Water Safety, Surf Life Saving and Coastguard have all been working together to share the same messages around the water.
This included checking conditions, taking two forms of communication, and wearing life jackets at all times while boating, Mills said.
Swimming between flags on beaches, wearing life jackets while rock fishing, and constantly supervising small children around water had also been pushed.
And a raft of incidents involving inflatables prompted lifeguards to this week remind beach-goers the toys belong in the pool, not at the beach, where people could find themselves blown out to sea.

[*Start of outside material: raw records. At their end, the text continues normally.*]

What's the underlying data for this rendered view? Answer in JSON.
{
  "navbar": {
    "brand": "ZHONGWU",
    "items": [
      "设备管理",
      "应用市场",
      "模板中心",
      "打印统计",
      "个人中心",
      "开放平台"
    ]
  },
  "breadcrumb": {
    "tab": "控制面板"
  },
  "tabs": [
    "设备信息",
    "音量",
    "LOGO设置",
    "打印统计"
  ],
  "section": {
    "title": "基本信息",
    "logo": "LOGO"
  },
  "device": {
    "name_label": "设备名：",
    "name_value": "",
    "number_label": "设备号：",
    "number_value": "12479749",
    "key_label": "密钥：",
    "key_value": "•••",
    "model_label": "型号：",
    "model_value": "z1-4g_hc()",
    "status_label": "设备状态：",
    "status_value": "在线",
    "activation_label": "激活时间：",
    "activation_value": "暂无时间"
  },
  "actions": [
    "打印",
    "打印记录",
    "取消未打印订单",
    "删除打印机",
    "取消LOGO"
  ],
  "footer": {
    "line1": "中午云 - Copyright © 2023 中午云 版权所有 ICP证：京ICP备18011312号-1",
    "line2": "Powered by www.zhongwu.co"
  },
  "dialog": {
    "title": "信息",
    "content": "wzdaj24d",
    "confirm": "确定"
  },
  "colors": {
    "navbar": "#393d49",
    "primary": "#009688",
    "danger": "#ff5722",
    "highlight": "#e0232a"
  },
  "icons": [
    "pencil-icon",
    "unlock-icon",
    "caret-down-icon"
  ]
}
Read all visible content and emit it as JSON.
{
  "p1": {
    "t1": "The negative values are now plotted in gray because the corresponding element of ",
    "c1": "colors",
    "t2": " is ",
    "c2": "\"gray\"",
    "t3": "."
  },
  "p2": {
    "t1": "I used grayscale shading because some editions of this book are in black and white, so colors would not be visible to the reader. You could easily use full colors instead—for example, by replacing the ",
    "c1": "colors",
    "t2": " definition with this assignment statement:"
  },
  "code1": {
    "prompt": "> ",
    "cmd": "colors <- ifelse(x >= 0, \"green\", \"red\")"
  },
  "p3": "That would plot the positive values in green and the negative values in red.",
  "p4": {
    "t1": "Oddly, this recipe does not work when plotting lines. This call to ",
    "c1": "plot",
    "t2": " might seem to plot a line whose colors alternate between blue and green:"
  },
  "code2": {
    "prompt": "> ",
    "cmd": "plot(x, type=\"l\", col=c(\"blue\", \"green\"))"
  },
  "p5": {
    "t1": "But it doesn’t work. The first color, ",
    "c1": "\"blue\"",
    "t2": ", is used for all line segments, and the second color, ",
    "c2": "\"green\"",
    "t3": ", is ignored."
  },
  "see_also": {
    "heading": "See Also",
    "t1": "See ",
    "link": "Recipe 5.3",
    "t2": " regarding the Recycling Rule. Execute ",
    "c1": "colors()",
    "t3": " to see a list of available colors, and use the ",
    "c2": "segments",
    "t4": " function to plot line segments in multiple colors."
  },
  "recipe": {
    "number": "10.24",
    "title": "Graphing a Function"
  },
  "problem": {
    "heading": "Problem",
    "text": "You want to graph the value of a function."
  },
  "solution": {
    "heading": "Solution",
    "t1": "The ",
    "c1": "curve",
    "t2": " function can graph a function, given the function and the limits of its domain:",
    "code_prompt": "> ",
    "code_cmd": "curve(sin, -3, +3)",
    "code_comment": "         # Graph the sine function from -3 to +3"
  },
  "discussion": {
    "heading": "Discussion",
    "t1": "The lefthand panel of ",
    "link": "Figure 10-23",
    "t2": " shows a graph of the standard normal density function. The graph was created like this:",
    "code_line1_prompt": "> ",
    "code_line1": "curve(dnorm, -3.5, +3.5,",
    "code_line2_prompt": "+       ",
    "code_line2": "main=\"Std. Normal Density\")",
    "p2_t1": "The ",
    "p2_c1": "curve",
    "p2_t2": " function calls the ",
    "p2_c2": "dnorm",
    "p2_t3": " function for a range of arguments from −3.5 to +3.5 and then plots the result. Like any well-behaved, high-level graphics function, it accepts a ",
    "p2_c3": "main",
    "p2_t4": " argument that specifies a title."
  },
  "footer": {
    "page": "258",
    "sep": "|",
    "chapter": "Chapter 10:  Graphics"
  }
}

"[Inflatable toys] are great for insta shots but not so great for the beach and surf environment," Surf Life Saving northern region chief executive Matt Williams said.
Last holiday season three people drowned between Christmas Eve and January 3, but there was an average of eight preventable drownings each season, Mills said.
The toll this season, where each death had occurred while doing a different activity in a different environment, showed drowning was a complex issue.
He urged people to take personal responsibility, given how stretched rescue services could be.
"We need to respect the water. We've got increasing numbers of people doing an increased number of water-based activities and these tragedies are reflecting how quickly things can turn.
"The water can be incredibly inviting and welcoming this time of the year but at the same time it can be incredibly unforgiving."